What's with this 'Nature Stuff' then?
When I was a kid I was lucky. I lived on the edge of Sydney Harbour in an area surprisingly unaffected by housing and other types of development. Wild orchids, native to that area, and other types of wildflowers bloomed between the gum trees.


  A spray of wild orchids

With all those flowers and the nectar they produced, the place was full of native birds too. And there were plenty of echidnas and goannas. And fish. I’d catch meal-sized fish from the harbour, using fresh Sydney rock oysters prized from the rocks as bait. I saw sharks and dolphins and giant fish and enormous mud crabs and a lot more amazing stuff than I could list here.

Then over the next twenty years a wave swept through. Not a wave made of water. It was a wave of change.

The larger trees are still there (except for the ones poisoned by neighbours wanting to improve their water views) but the shorter vegetation is very different now.

Native birds like this New Holland honeyeater were common in the area. It's been good to see them come back since locals starting planting flowering Australian trees in their gardens

The first to disappear were the orchids. You see, there was a lady in our street who liked orchids. She liked them so much that she'd go looking for them. When she found some she'd pull them out and take them back to plant in her own garden. They always died but that didn’t stop her going back for more. My sister and I once caught her doing that and said, ‘What are you doing?’

She jumped quite a bit and looked mighty guilty, stopped digging and started shoving butchered orchid remnants back into the soil. ‘I’m just planting some flowers.’

Yeah right. We were only little kids but we weren't stupid.

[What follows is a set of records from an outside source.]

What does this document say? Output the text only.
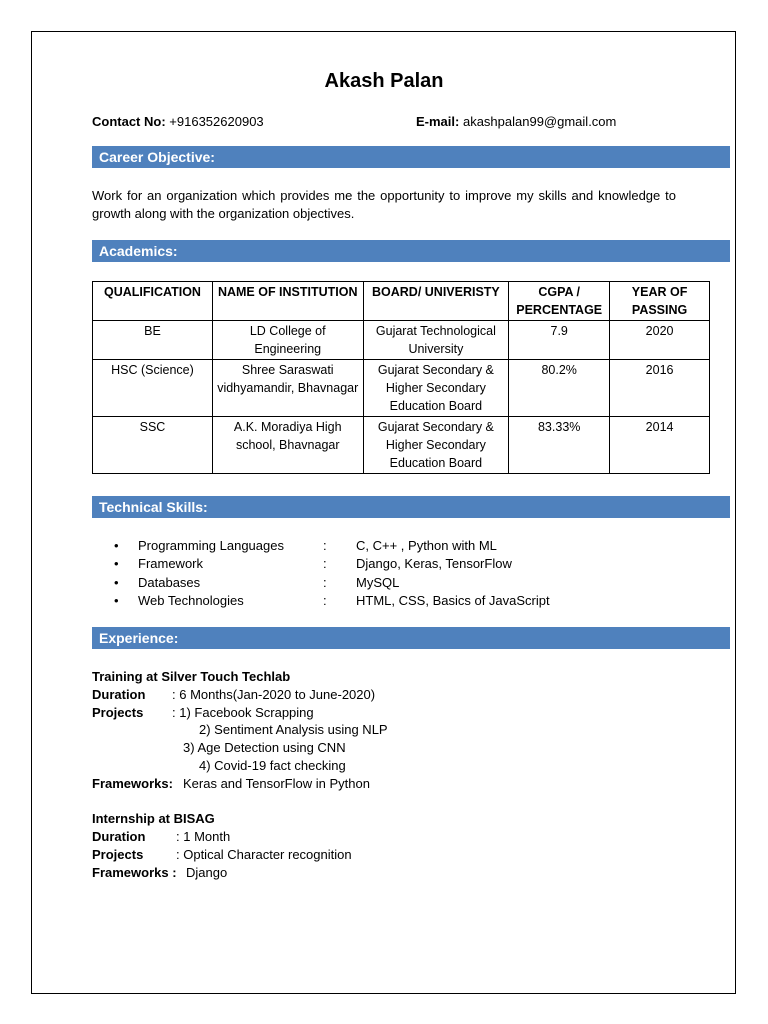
Akash Palan
Contact No: +916352620903	E-mail: akashpalan99@gmail.com
Career Objective:
Work for an organization which provides me the opportunity to improve my skills and knowledge to growth along with the organization objectives.
Academics:
QUALIFICATION	NAME OF INSTITUTION	BOARD/ UNIVERISTY	CGPA / PERCENTAGE	YEAR OF PASSING
BE	LD College of Engineering	Gujarat Technological University	7.9	2020
HSC (Science)	Shree Saraswati vidhyamandir, Bhavnagar	Gujarat Secondary & Higher Secondary Education Board	80.2%	2016
SSC	A.K. Moradiya High school, Bhavnagar	Gujarat Secondary & Higher Secondary Education Board	83.33%	2014
Technical Skills:
• Programming Languages	: C, C++ , Python with ML
• Framework	: Django, Keras, TensorFlow
• Databases	: MySQL
• Web Technologies	: HTML, CSS, Basics of JavaScript
Experience:
Training at Silver Touch Techlab
Duration : 6 Months(Jan-2020 to June-2020)
Projects : 1) Facebook Scrapping
2) Sentiment Analysis using NLP
3) Age Detection using CNN
4) Covid-19 fact checking
Frameworks: Keras and TensorFlow in Python
Internship at BISAG
Duration : 1 Month
Projects	: Optical Character recognition
Frameworks : Django
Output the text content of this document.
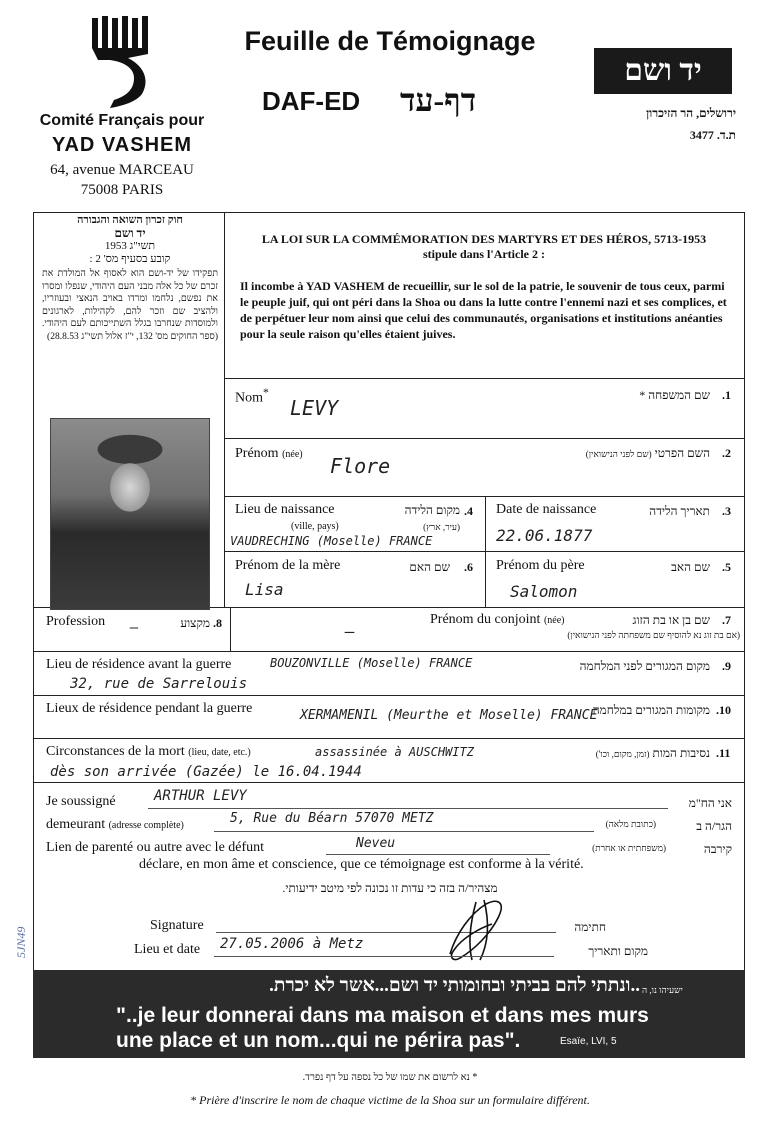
Comité Français pour
YAD VASHEM
64, avenue MARCEAU
75008 PARIS
Feuille de Témoignage
DAF-ED דף-עד
יד ושם
ירושלים, הר הזיכרון
ת.ד. 3477
חוק זכרון השואה והגבורה
יד ושם
תשי"ג 1953
קובע בסעיף מס' 2 :
תפקידו של יד-ושם הוא לאסוף אל המולדת את זכרם של כל אלה מבני העם היהודי, שנפלו ומסרו את נפשם, נלחמו ומרדו באויב הנאצי ובעוזריו, ולהציב שם וזכר להם, לקהילות, לארגונים ולמוסדות שנחרבו בגלל השתייכותם לעם היהודי. (ספר החוקים מס' 132, י"ז אלול תשי"ג 28.8.53)
LA LOI SUR LA COMMÉMORATION DES MARTYRS ET DES HÉROS, 5713-1953
stipule dans l'Article 2 :
Il incombe à YAD VASHEM de recueillir, sur le sol de la patrie, le souvenir de tous ceux, parmi le peuple juif, qui ont péri dans la Shoa ou dans la lutte contre l'ennemi nazi et ses complices, et de perpétuer leur nom ainsi que celui des communautés, organisations et institutions anéanties pour la seule raison qu'elles étaient juives.
Nom*	שם המשפחה * .1
LEVY
Prénom (née)	השם הפרטי (שם לפני הנישואין)	.2
Flore
Date de naissance	תאריך הלידה .3
22.06.1877
Lieu de naissance
(ville, pays)
מקום הלידה
(עיר, ארץ)
.4
VAUDRECHING (Moselle) FRANCE
Prénom du père	שם האב .5
Salomon
Prénom de la mère	שם האם .6
Lisa
Prénom du conjoint (née)	שם בן או בת הזוג
(אם בת זוג נא להוסיף שם משפחתה לפני הנישואין)
.7
—
Profession	מקצוע .8
—
Lieu de résidence avant la guerre	מקום המגורים לפני המלחמה .9
BOUZONVILLE (Moselle) FRANCE
32, rue de Sarrelouis
Lieux de résidence pendant la guerre	מקומות המגורים במלחמה .10
XERMAMENIL (Meurthe et Moselle) FRANCE
Circonstances de la mort (lieu, date, etc.)	נסיבות המות (זמן, מקום, וכו')	.11
assassinée à AUSCHWITZ
dès son arrivée (Gazée) le 16.04.1944
Je soussigné	ARTHUR LEVY	אני הח"מ
demeurant (adresse complète)	5, Rue du Béarn 57070 METZ	(כתובת מלאה)	הגר/ה ב
Lien de parenté ou autre avec le défunt	Neveu	(משפחתית או אחרת)	קירבה
déclare, en mon âme et conscience, que ce témoignage est conforme à la vérité.
מצהיר/ה בזה כי עדות זו נכונה לפי מיטב ידיעותי.
Signature	חתימה
Lieu et date 27.05.2006 à Metz	מקום ותאריך
..ונתתי להם בביתי ובחומותי יד ושם...אשר לא יכרת. ישעיהו נו, ה
"..je leur donnerai dans ma maison et dans mes murs
une place et un nom...qui ne périra pas".	Esaïe, LVI, 5
* נא לרשום את שמו של כל נספה על דף נפרד.
* Prière d'inscrire le nom de chaque victime de la Shoa sur un formulaire différent.
5JN49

Of course the next day those orchids were gone and over the following years she managed to wipe out the lot.

Then the Lantana arrived.

Lantana spread quickly after being dumped in the area

My mum went outside one day to see a bunch of council dump trucks in our street. The council had been clearing Lantana from one of its parks. In Australia, Lantana is an aggressive introduced weed and because that type of Lantana is an artificial hybrid it's madly difficult to find a biological control for it. So the council had several truckloads of the stuff which they'd ripped out of their parks, and wondered what to do with it. For some reason, they decided the best thing was to dump it over the cliff near where I lived - an act for which their own rangers would issue a fine if anyone else did it. Within a very short time the cuttings took root and spread for several acres, blocking out all the small plants and growing so thickly that none of the kids in the street could play in the bush any more.

Then came the antifouling.

I’ve forgotten exactly when that happened, but for a while all the boats moored nearby used a special kind of antifouling paint. Antifouling is something that stops barnacles and coral growing on the hull. Around that time, antifouling paint had some sort of nasty chemical thing in it which was super-poisonous. The year that paint was introduced all the oysters died in that area. And not just the oysters. Everything else on the rocks died as a result of the chemicals leeching out of those antifouling paints. So the fish disappeared too. After all the shellfish died, a slimy brown algae gunk started growing over everything. It was slippery and it stank when the sun dried it out.

After a while that type of antifouling paint was banned and the nature of the place started repairing itself. It all came back different of course, a different species of oyster and different fish and so on, but at least some stuff did start growing back.

Last time I went back I was left pretty sad by how much things have changed. For example, when I was a kid there were thousands of little frogs called red-crowned toadlets living in the area. Pretty much any spot in the bush where rainwater trickled down the rocks and accumulated in shallow pools, you'd find red-crowned toadlets or their tadpoles. Well, those red-crowned toadlets became locally extinct in that area and in fact the frogs are now listed as a vulnerable species.

It's green isn't it? So what's wrong with it?

This mile-a-minute vine is another species of introduced plant to take over the bush where I grew up. You can see from this photo how dense this vine gets, growing right over the top of every other plant trying to survive on the forest floor

 

The crazy thing is, most people in that street wouldn't think anything has changed. They sit happily on their porches and see green stuff (Lantana and mile-a-minute vine) and blue stuff (water views) and think this is how it's been forever. But it hasn't even been like that for 20 years. It's changed drastically in a very short time.

Everywhere I've been on this planet I've heard stories like this. Great waves of change sweeping across the environment, leaving natural places permanently changed. Aggressive introduced plants and feral animals, spreading over the landscape from one coast to the other, displacing indigenous species with their bland uniformity.

I’ve always been amazed that more people aren’t bothered by this. But then when you talk to people you quickly realise that it's pretty hard for someone to care about a red-crowned-toadlet if they've never heard of one.

And then there are the people who are so unfamiliar with the Australian bush, that they think we never even had spectacular wild orchids growing throughout Sydney in the first place.

I’d be kidding myself if I thought I could change everything with a website like this one. For starters, I don’t know enough. But hundreds of people come to this web site every day. If some of the stuff here sparks some interest, then I'd be very happy with that.